I doubt that it fools anyone. But it may soothe some of those who are in the core audience of the DI and Tucker Carlson.
Not an argument, but just some information here. I don’t know who “them” includes, but I recall a fellow grad student, who was a Lutheran pastor in addition to a Ph.D. student, say quite openly that he, along with a good number of Luther scholars, fully admitted Luther’s prejudice and were deeply embarrassed by it. He offered no excuses for it.
That said, my impression of most fundamentalists is that, unless they happen to be specifically Lutheran fundamentalists, they have read very little of Luther. This is true even of non-fundamentalists. I taught at a non-Lutheran, non-fundamentalist Protestant seminary for a while, and if the students knew anything about Luther at all, it was from maybe a very quick pass through, say, his essay on Galatians, if they read even that. There were survey courses on Protestant theology, but no courses with titles like: “Lutheran Theology” or “The Main Works of Luther.” It would be quite possible for most Protestant lay people and even most Protestant seminary students (if their professors did not bring up the topic) never to have come across the passages where Luther comments on the Jews. So the lack of commentary on Luther’s remarks about the Jews, while it may in some cases be a result of deliberate avoidance of the topic, is probably in most cases due to simple ignorance of what Luther wrote.
I previously posted an article (full article now available here) a while back that found correlation between rejection of evolution and bigotry (including against Blacks and immigrants).
I’ve just done some more scratching around, and found these results of a survey:
… which finds a correlation between ‘Great Replacement’ beliefs and Christian Nationalism (which is itself strongest among White Evangelical Protestants, Republicans, Conservatives, those who trust Fox News and/or Far Right TV News, and QAnon Believers).
Nevertheless the history of Christian anti-semitism does show that Christians have engaged in racial massacres.
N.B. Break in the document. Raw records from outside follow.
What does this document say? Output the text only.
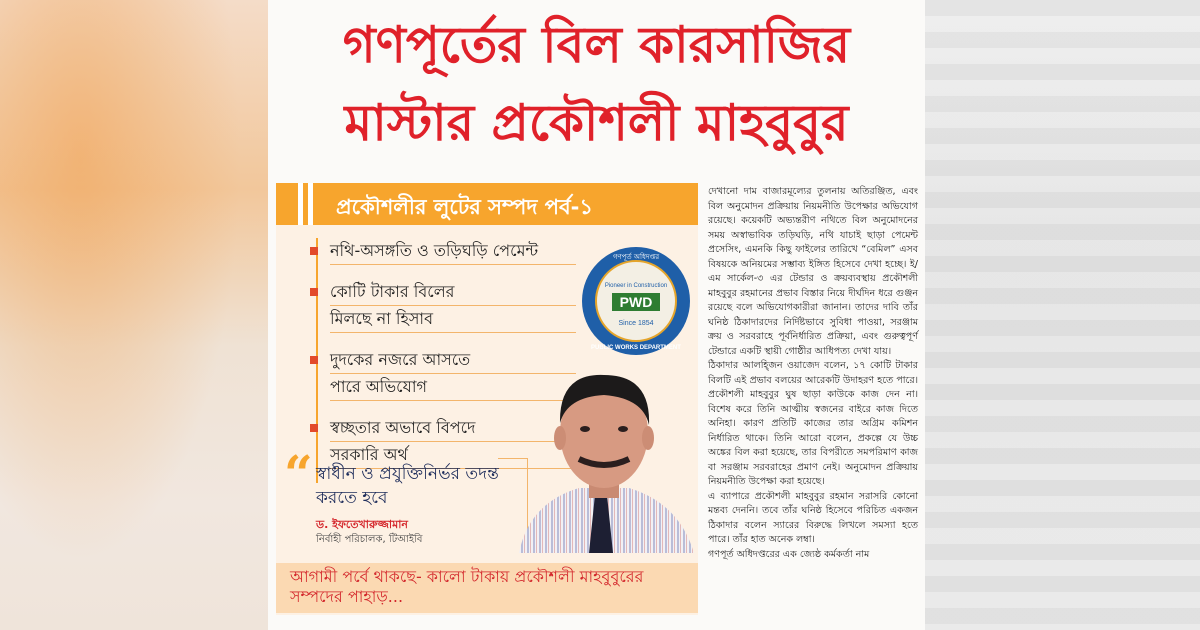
গণপূর্তের বিল কারসাজির
মাস্টার প্রকৌশলী মাহবুবুর
প্রকৌশলীর লুটের সম্পদ পর্ব-১
নথি-অসঙ্গতি ও তড়িঘড়ি পেমেন্ট
কোটি টাকার বিলের
মিলছে না হিসাব
দুদকের নজরে আসতে
পারে অভিযোগ
স্বচ্ছতার অভাবে বিপদে
সরকারি অর্থ
“ স্বাধীন ও প্রযুক্তিনির্ভর তদন্ত করতে হবে
ড. ইফতেখারুজ্জামান
নির্বাহী পরিচালক, টিআইবি
PWD
Pioneer in Construction
Since 1854
গণপূর্ত অধিদপ্তর
PUBLIC WORKS DEPARTMENT
আগামী পর্বে থাকছে- কালো টাকায় প্রকৌশলী মাহবুবুরের সম্পদের পাহাড়...

দেখানো দাম বাজারমূল্যের তুলনায় অতিরঞ্জিত, এবং বিল অনুমোদন প্রক্রিয়ায় নিয়মনীতি উপেক্ষার অভিযোগ রয়েছে। কয়েকটি অভ্যন্তরীণ নথিতে বিল অনুমোদনের সময় অস্বাভাবিক তড়িঘড়ি, নথি যাচাই ছাড়া পেমেন্ট প্রসেসিং, এমনকি কিছু ফাইলের তারিখে “বেমিল” এসব বিষয়কে অনিয়মের সম্ভাব্য ইঙ্গিত হিসেবে দেখা হচ্ছে। ই/এম সার্কেল-৩ এর টেন্ডার ও ক্রয়ব্যবস্থায় প্রকৌশলী মাহবুবুর রহমানের প্রভাব বিস্তার নিয়ে দীর্ঘদিন ধরে গুঞ্জন রয়েছে বলে অভিযোগকারীরা জানান। তাদের দাবি তাঁর ঘনিষ্ঠ ঠিকাদারদের নির্দিষ্টভাবে সুবিধা পাওয়া, সরঞ্জাম ক্রয় ও সরবরাহে পূর্বনির্ধারিত প্রক্রিয়া, এবং গুরুত্বপূর্ণ টেন্ডারে একটি স্থায়ী গোষ্ঠীর আধিপত্য দেখা যায়।

ঠিকাদার আলহ্জিন ওয়াজেদ বলেন, ১৭ কোটি টাকার বিলটি এই প্রভাব বলয়ের আরেকটি উদাহরণ হতে পারে। প্রকৌশলী মাহবুবুর ঘুষ ছাড়া কাউকে কাজ দেন না। বিশেষ করে তিনি আত্মীয় স্বজনের বাইরে কাজ দিতে অনিহা। কারণ প্রতিটি কাজের তার অগ্রিম কমিশন নির্ধারিত থাকে। তিনি আরো বলেন, প্রকল্পে যে উচ্চ অঙ্কের বিল করা হয়েছে, তার বিপরীতে সমপরিমাণ কাজ বা সরঞ্জাম সরবরাহের প্রমাণ নেই। অনুমোদন প্রক্রিয়ায় নিয়মনীতি উপেক্ষা করা হয়েছে।

এ ব্যাপারে প্রকৌশলী মাহবুবুর রহমান সরাসরি কোনো মন্তব্য দেননি। তবে তাঁর ঘনিষ্ঠ হিসেবে পরিচিত একজন ঠিকাদার বলেন স্যারের বিরুদ্ধে লিখলে সমস্যা হতে পারে। তাঁর হাত অনেক লম্বা।

গণপূর্ত অধিদপ্তরের এক জ্যেষ্ঠ কর্মকর্তা নাম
And it seems to me that the German portion of that history - which is hardly limited to Luther - is more relevant to the Holocaust than anything that Darwin wrote. Which is certainly not to say that it was the only factor, or even the most important factor - I would make neither claim.
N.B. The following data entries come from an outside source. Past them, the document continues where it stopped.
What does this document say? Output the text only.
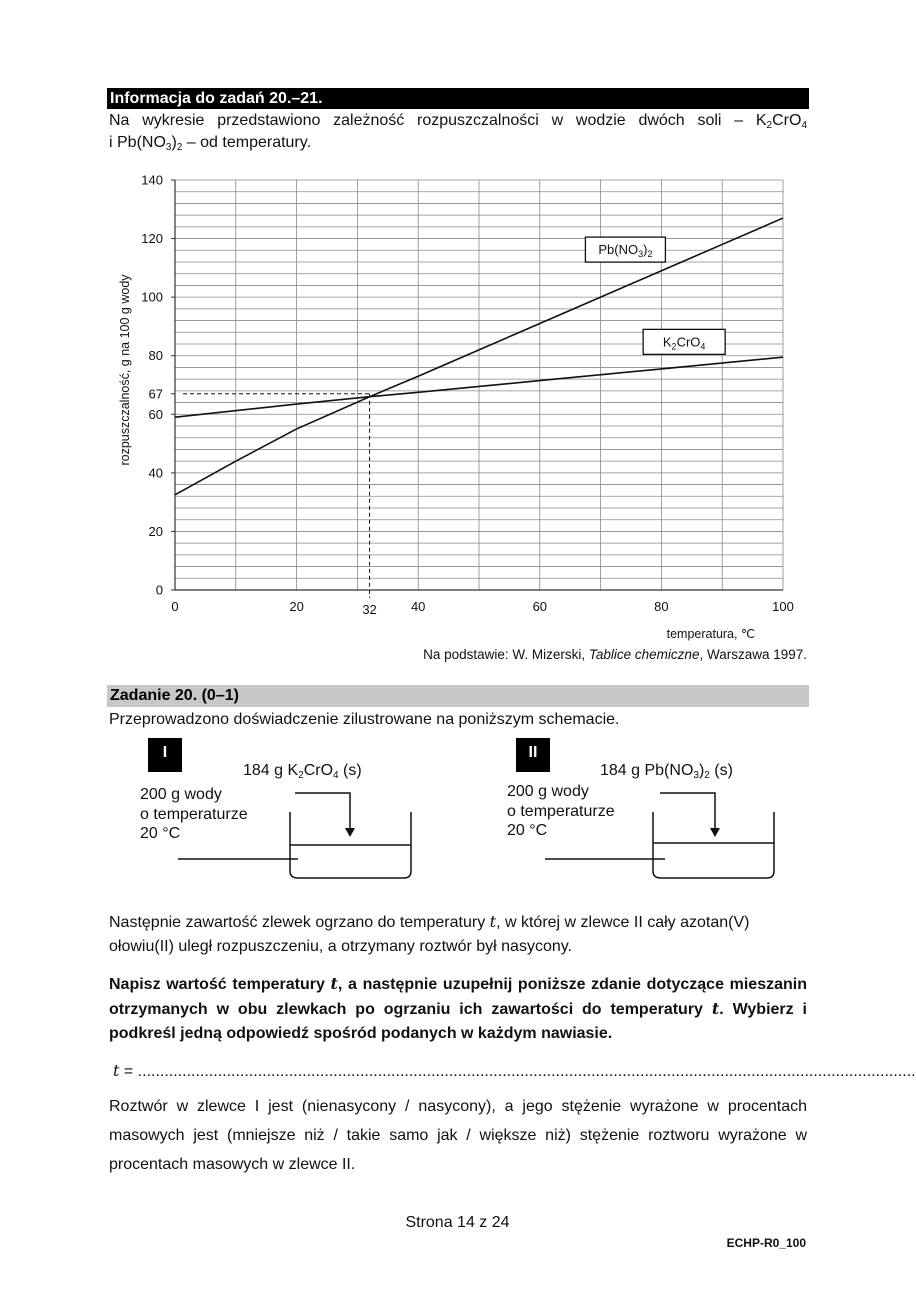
Informacja do zadań 20.–21.
Na wykresie przedstawiono zależność rozpuszczalności w wodzie dwóch soli – $K_2CrO_4$
i $Pb(NO_3)_2$ – od temperatury.
0
20
40
60
67
80
100
120
140
0	20	32	40	60	80	100
temperatura, ℃
rozpuszczalność, g na 100 g wody
$Pb(NO_3)_2$
$K_2CrO_4$
Na podstawie: W. Mizerski, Tablice chemiczne, Warszawa 1997.
Zadanie 20. (0–1)
Przeprowadzono doświadczenie zilustrowane na poniższym schemacie.
I
184 g $K_2CrO_4$ (s)
200 g wody
o temperaturze
20 °C
II
184 g $Pb(NO_3)_2$ (s)
200 g wody
o temperaturze
20 °C
Następnie zawartość zlewek ogrzano do temperatury t, w której w zlewce II cały azotan(V) ołowiu(II) uległ rozpuszczeniu, a otrzymany roztwór był nasycony.
Napisz wartość temperatury t, a następnie uzupełnij poniższe zdanie dotyczące mieszanin otrzymanych w obu zlewkach po ogrzaniu ich zawartości do temperatury t. Wybierz i podkreśl jedną odpowiedź spośród podanych w każdym nawiasie.
t = ...............................................................................................................................................................................
Roztwór w zlewce I jest (nienasycony / nasycony), a jego stężenie wyrażone w procentach masowych jest (mniejsze niż / takie samo jak / większe niż) stężenie roztworu wyrażone w procentach masowych w zlewce II.
Strona 14 z 24
ECHP-R0_100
I’m a firm believer in multicausal origins of historical events, so I certainly don’t disagree with you that the Holocaust had many sources, and I agree that Christian anti-Semitism (or at least, anti-Semitism practiced by Christians) was one of those causes. I believe in fact that it was the most important single cause. It doesn’t follow, however, as some people here (I’m not speaking of you) seem to have suggested in the past, that certain ideas found in Darwin played no role in the justification of the Holocaust.
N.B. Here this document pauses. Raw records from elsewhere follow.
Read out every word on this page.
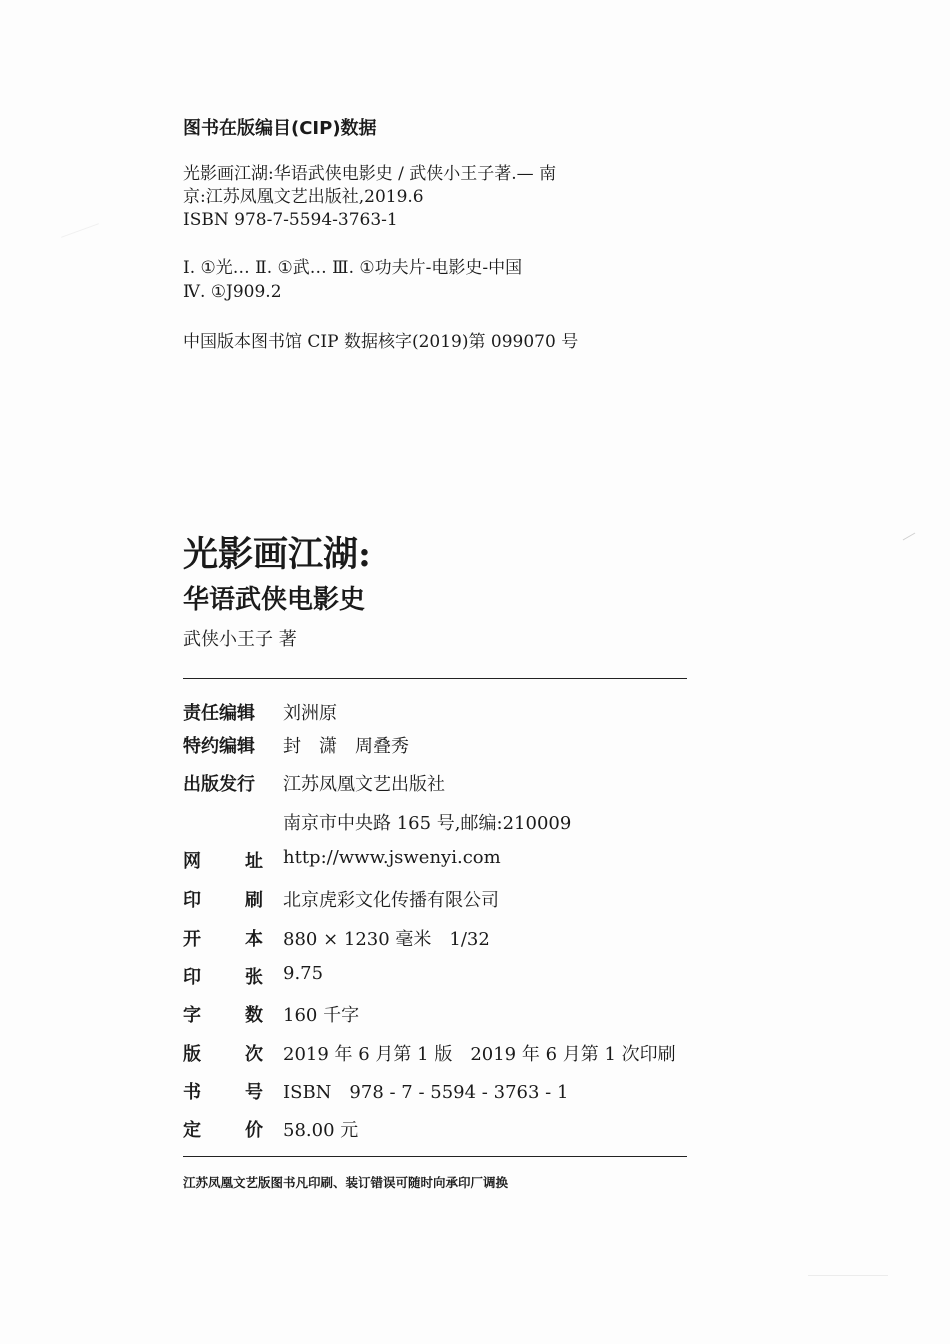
图书在版编目(CIP)数据
光影画江湖:华语武侠电影史 / 武侠小王子著.— 南
京:江苏凤凰文艺出版社,2019.6
ISBN 978-7-5594-3763-1
Ⅰ. ①光… Ⅱ. ①武… Ⅲ. ①功夫片-电影史-中国
Ⅳ. ①J909.2
中国版本图书馆 CIP 数据核字(2019)第 099070 号
光影画江湖:
华语武侠电影史
武侠小王子 著
责任编辑	刘洲原
特约编辑	封　潇　周叠秀
出版发行	江苏凤凰文艺出版社
南京市中央路 165 号,邮编:210009
网 址 http://www.jswenyi.com
印 刷 北京虎彩文化传播有限公司
开 本 880 × 1230 毫米　1/32
印 张 9.75
字 数 160 千字
版 次 2019 年 6 月第 1 版　2019 年 6 月第 1 次印刷
书 号 ISBN　978 - 7 - 5594 - 3763 - 1
定 价 58.00 元
江苏凤凰文艺版图书凡印刷、装订错误可随时向承印厂调换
I’d be the first to say that whether or not evolution (by which I mean descent with modification) is true as a biological claim is not affected by the nasty uses which some people have made of evolutionary ideas. One can firmly believe that evolution in fact happened without endorsing Nazi racial theory or any other theory of the inferiority of certain human groups. Nonetheless, to deny, or completely ignore, the use of Darwinian language in the framing of Nazi and other racialist theories is to willfully turn a blind eye to some thought-connections which have actually existed in the past and which still exist today, and is therefore historically and sociologically irresponsible. If a man writes several books and articles documenting hundreds of such connections, it is unwise to simply dismiss all that research as fantasy or error – especially when the majority of those doing the dismissing (on this site, anyway) have not actually read that research, but take their opinions about it from negative book reviews or other sources hostile to the conclusions of that research.